This story is set in a small town in the US Bible Belt, where three generations of a family are trying to eke out a living on a failing farm. There’s the main protagonist, Dellarobia Turnbow, her husband, her in-laws and her two young children. A couple of business decisions by the family patriarch, Dellarobia’s father-in-law, that have gone bad in the wake of the economic downturn have pushed the family deep into debt. The only way out seems to be the logging of the trees on the family property.
However, everything changes when a strange, unexplained natural (or rather, ‘unnatural’) phenomenon suddenly occurs in the hills marked to be logged. Word spreads rapidly, the local church declares it a miracle of God, and Dellarobia, the first person to have discovered the phenomenon, becomes an instant celebrity. Dellarobia, who has always regretted her limited life in the town, suddenly discovers that, as her friend puts it: “You don’t need to go anywhere. Sounds like the world is beating a path to your door.”
Among the steady stream of visitors to the farm are Dr. Ovid Byron and his team of scientists, who raise the possibility that the phenomenon is perhaps not a wondrous beauty, but a terrible one, yet another symptom of a planet “running a fever”. At first, Dellarobia resents the scientists for appropriating the one special thing in her otherwise unspectacular life. She has very mixed feelings for Dr Byron—a mixture of awe and infatuation, and also resentment for how she imagines he views her and her family. She knows she can never explain to him the series of unfortunate circumstances and bad choices that eventually led her to her current circumstances: “He would simply ask why she didn’t try to go to school afterward. People who hadn’t been through it would think it was that simple: just get back on the bus and ride to the next stop.

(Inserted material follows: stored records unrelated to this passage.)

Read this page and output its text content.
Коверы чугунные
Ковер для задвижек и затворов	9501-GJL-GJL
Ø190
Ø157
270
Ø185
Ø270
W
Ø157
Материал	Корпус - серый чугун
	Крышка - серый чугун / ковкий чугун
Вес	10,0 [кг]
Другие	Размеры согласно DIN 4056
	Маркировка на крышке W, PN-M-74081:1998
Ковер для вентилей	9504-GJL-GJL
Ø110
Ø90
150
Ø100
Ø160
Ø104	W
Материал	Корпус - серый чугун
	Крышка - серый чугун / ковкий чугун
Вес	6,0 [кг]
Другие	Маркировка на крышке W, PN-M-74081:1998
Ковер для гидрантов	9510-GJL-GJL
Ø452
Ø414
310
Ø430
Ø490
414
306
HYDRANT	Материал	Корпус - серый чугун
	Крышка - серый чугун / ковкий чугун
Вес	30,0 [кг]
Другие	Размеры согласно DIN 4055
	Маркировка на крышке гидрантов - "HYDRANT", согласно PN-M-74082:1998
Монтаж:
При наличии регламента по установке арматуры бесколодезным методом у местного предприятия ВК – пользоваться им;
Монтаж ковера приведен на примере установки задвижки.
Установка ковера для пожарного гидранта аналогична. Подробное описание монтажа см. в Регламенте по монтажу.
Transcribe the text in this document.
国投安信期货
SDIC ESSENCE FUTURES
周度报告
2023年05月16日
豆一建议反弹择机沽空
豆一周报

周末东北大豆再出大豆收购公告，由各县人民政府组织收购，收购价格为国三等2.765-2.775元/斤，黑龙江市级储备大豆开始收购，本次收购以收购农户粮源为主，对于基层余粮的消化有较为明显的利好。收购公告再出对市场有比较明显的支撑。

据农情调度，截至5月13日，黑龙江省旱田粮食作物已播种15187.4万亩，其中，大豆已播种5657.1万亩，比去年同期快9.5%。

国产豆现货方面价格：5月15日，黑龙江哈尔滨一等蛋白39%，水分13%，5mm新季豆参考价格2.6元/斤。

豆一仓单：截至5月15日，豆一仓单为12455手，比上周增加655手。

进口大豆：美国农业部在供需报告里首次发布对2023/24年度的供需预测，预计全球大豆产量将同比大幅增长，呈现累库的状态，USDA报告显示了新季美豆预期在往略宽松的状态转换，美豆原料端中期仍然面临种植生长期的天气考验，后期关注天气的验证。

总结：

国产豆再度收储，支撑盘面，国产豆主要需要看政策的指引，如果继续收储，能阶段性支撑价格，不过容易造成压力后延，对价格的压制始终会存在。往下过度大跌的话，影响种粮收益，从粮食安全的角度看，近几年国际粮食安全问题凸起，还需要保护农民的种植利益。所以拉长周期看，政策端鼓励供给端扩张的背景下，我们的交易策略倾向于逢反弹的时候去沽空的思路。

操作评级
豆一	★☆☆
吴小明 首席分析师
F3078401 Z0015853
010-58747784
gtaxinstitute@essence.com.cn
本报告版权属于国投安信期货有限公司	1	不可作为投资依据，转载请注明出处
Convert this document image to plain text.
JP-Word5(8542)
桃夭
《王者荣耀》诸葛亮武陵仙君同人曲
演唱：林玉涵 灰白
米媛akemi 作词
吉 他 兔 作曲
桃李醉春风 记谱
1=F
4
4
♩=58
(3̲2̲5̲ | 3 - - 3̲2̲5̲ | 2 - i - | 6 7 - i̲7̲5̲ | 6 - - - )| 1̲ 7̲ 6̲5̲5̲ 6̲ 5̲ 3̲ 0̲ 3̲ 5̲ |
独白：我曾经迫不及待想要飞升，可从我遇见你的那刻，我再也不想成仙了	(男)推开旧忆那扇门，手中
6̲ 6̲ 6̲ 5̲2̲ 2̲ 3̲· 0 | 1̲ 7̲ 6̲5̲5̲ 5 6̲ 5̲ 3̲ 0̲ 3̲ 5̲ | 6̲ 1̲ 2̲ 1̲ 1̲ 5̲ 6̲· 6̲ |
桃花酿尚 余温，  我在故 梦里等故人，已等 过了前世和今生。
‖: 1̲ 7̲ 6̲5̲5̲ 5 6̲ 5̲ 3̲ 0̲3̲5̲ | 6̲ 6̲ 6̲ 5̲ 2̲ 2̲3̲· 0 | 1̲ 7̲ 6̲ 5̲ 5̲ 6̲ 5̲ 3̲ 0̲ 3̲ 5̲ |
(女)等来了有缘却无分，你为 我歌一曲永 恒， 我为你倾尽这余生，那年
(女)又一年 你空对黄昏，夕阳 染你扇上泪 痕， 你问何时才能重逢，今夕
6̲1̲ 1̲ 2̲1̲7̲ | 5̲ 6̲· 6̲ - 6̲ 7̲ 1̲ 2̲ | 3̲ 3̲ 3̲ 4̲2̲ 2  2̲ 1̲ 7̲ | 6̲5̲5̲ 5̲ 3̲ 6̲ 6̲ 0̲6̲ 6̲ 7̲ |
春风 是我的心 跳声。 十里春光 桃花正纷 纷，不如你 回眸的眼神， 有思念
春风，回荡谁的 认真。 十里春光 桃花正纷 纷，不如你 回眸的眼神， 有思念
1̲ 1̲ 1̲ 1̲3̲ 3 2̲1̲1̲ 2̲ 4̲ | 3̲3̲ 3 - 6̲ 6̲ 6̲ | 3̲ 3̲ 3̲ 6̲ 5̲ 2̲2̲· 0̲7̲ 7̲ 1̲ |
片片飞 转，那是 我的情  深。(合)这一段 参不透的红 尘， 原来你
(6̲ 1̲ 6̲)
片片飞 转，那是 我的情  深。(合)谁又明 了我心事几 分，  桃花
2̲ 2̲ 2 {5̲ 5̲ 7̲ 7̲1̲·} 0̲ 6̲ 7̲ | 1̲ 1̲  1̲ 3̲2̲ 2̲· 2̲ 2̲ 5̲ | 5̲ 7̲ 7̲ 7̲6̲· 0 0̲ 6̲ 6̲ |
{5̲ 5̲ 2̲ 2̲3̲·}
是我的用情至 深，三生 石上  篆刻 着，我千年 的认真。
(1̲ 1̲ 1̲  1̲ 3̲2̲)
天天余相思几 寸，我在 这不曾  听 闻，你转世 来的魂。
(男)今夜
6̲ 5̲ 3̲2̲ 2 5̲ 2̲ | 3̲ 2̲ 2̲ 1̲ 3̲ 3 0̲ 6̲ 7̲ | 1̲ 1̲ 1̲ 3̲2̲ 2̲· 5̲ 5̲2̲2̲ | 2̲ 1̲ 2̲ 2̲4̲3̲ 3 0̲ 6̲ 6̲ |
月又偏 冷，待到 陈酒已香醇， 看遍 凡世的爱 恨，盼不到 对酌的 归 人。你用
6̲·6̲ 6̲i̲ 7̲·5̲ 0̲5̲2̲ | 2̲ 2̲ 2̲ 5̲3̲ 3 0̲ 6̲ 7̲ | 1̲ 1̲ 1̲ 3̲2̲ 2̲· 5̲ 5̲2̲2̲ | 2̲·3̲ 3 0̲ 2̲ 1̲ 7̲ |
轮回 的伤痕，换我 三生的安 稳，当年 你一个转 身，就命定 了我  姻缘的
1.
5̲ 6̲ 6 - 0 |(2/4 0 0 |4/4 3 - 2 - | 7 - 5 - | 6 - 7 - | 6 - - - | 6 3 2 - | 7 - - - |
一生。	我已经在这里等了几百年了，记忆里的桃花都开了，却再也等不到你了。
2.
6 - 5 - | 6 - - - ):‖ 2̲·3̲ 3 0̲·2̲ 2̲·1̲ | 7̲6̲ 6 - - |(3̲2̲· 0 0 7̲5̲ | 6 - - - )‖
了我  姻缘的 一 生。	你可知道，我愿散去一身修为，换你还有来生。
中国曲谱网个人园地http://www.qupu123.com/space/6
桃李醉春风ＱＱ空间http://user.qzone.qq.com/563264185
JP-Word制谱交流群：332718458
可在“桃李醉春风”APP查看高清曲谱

He would have no inkling of the great slog of effort that tied up people like her in the day-to-day.” But eventually, her association with the scientists widens her perspective of the world beyond her immediate surroundings, and of her own self-image and identity beyond her family.
Meanwhile, as everyone from environmental activists (“tree-huggers” as the father-in-law contemptuously calls them) to TV reporters to casual tourists descend on their farm, the Turnbow family is slowly coming apart—there’s the practical father-in-law who’s impatient to log “his trees”, the religious mother-in-law who is opposed to any such travesty against God, the simple husband who has gone through life keeping his head down and doing whatever needs to be done, and Dellarobia herself who sees in the phenomenon a release, however temporary, from a life she finds suffocating.
Kingsolver takes a fraught topic like climate change and makes it into something deeply personal and relatable. But at no point does she sugarcoat things:
“…but you can’t stand up and rail against the weather. That was exactly the point of so many stories Jack London and Ernest Hemingway, confidence swaggering into the storm: Man against Nature. Of all the possible conflicts, that was the one that was hopeless. Even a slim education had taught her this much: Man loses.”
Or, as Dr. Ovid says to a climate sceptic news anchor: “We are the top of Niagara Falls, in a canoe … We got here by drifting, but we cannot turn around for a lazy paddle back … We have arrived at the point of an audible roar. Does this strike you as a good time to debate the existence of the falls?”
It’s not just climate change that she tackles. Kingsolver effortlessly weaves in elements of the income divide, the rural-urban divide, the educational divide, the generational divide, the religious divide, the geographical divide, and the political divide into the story without sounding preachy.
And always, in the background, looms the tall, silent presence of the planet itself—sending signals, subtle and overt, that there is something much more important at hand, that we had better get our act together, else there will be nobody, no matter on which side of whichever divide they stand, who will be left untouched by the consequences.